Daniele Nardi, Università di Roma "La Sapienza"
Disaster Response Robotics is a challenging domain, where the need for intelligent robotic agents (as opposed to just robots) is motivated both from technical considerations and from a practical application perspective. After providing arguments to support the above claim, I will briefly overview the state of the art in the field. Then, I will address some of the research approaches that we have developed at Sapienza Univ. of Rome, also within a collaboration with the Italian Firemen Department. Specifically, I will present some research in Distributed Situation Assessment, Action Planning and Monitoring, Context-based Design of intelligent robotic agents, Multi-robot Teams for disaster response robotics and Performance Evaluation Metrics for intelligent robotic agents. Throughout the discussion of past research, I will try to focus on several open challenges that need to be solved in order to provide effective solutions for Disaster Response Robotics.

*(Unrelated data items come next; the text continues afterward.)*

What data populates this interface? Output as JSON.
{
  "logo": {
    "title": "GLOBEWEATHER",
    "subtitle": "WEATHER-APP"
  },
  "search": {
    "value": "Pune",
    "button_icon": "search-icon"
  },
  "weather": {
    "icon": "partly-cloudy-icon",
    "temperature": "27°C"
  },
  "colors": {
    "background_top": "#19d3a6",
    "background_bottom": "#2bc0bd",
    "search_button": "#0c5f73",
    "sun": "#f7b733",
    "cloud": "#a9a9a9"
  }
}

Ron Brachman, Yahoo! and Hector Levesque, University of Toronto
The 1970's were a fertile and exciting time for Artificial Intelligence. This was especially true in the area of Knowledge Representation, where numerous novel languages and systems were created and debated, and a burgeoning set of AI applications were supported by frames, semantic networks, production rules, and other idiosyncratic KR schemes. But the issues under debate were often vague, and intuition and implementation-based arguments reigned, with little or no formal basis for discussion. Fortunately, in the late '70's and early '80's, out of this energetic but murky environment emerged several important lines of thought that promised to put elements of the field on a firmer foundation. By 1984 these threads had been developed enough that they could be knitted together, and out of this convergence a new kind of formal analysis of KR systems became possible. We look at the birth and evolution of several key ideas and how they came together to allow us to draw some interesting conclusions about the computational complexity of core inferences in a mainstream form of KR. We also make some observations about the aftermath, and how that moment in the history of the field seemed to mark a sea change in approaches to Knowledge Representation.